No podía dormir, y discutió consigo mismo.

«Y bien, veamos, nos ha ido mejor de lo que esperabas —se dijo con firmeza—. En todo caso, fue un buen comienzo. Me parece que hemos recorrido la mitad del camino, antes de detenernos. Un día más, y asunto terminado.»

Hizo una pausa.

—No seas tonto, Sam Gamyi —se respondió con su propia voz—. Él no podrá continuar como hasta ahora un día más, y eso si puede moverse. Y tampoco tú podrás seguir así mucho tiempo, si le das a él toda el agua, y casi todo lo que queda para comer.

«Todavía puedo seguir un largo trecho, y lo haré.»

«¿Hasta dónde?»

«Hasta la Montaña, naturalmente.»

«¿Pero entonces, Sam Gamyi, entonces qué? Cuando llegues allí ¿qué vas a hacer? Él solo no podrá conseguir nada.»

Sam comprendió desconsolado que para esa pregunta no tenía respuesta. Frodo nunca le había hablado mucho de la misión, y Sam sabía vagamente que de algún modo había que arrojar el Anillo al fuego.

—Las Grietas del Destino —murmuró, mientras el viejo nombre le volvía a la memoria—. Pues bien, si el Amo sabe cómo encontrarlas, yo no lo sé.

«¡Ahí lo tienes! —llegó la respuesta—. Todo es completamente inútil. Él mismo lo dijo. Tú eres el tonto, tú que sigues afanándote, siempre con esperanzas. Hace días que podías haberte echado a dormir junto a él, si no estuvieras tan emperrado. De todos modos te espera la muerte, o algo peor aún. Tanto da que te acuestes ahora y te des por vencido. Nunca llegarás a la cima.»

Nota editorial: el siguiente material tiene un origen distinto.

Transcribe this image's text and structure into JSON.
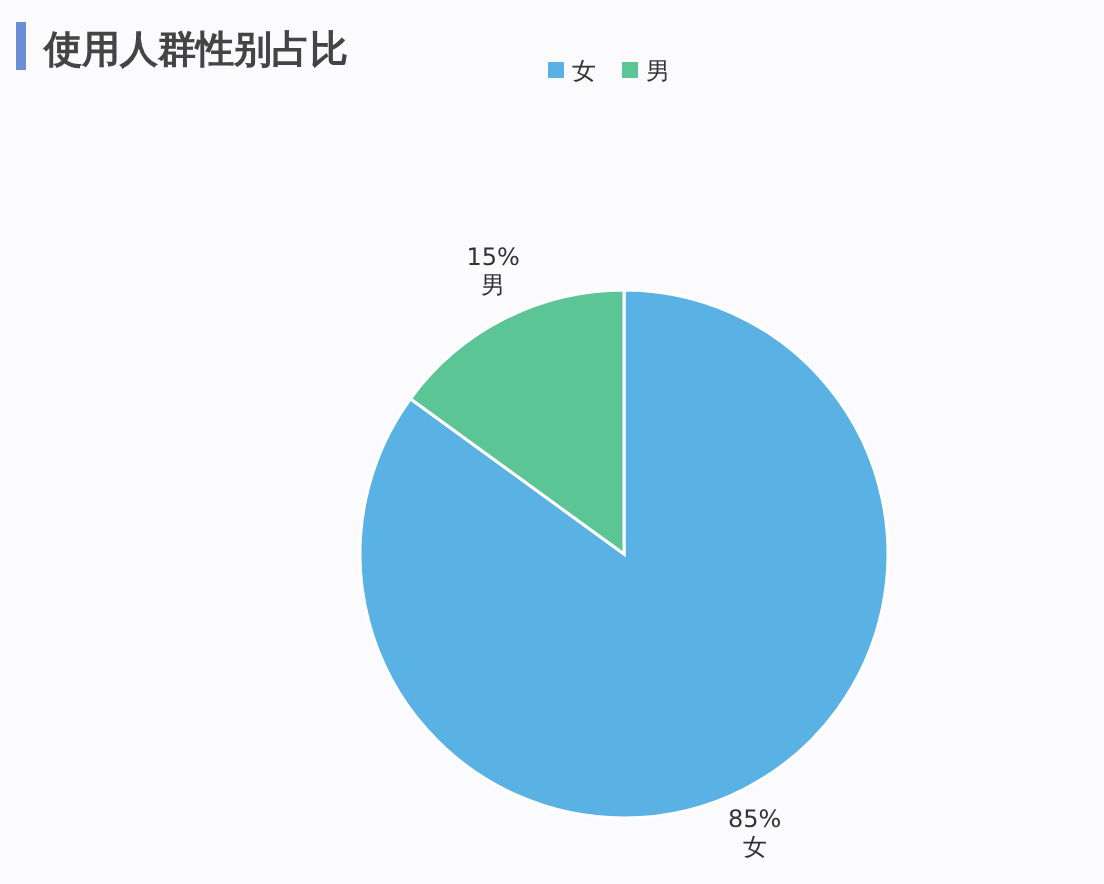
{
  "chart_data": {
    "type": "pie",
    "title": "使用人群性别占比",
    "categories": [
      "女",
      "男"
    ],
    "values": [
      85,
      15
    ],
    "colors": [
      "#5ab1e3",
      "#5bc595"
    ],
    "value_labels": [
      "85%",
      "15%"
    ],
    "legend": "top"
  }
}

«Llegaré, aunque deje todo menos los huesos por el camino. Y llevaré al señor Frodo a cuestas, aunque me rompa el lomo y el corazón. ¡Así que basta de discutir!»

En aquel momento Sam sintió temblar la tierra bajo sus pies y oyó o sintió un rumor prolongado, profundo y remoto, como de un trueno prisionero en las entrañas de la tierra. Una llama roja centelleó un instante por debajo de las nubes, y se extinguió. También la Montaña dormía intranquila.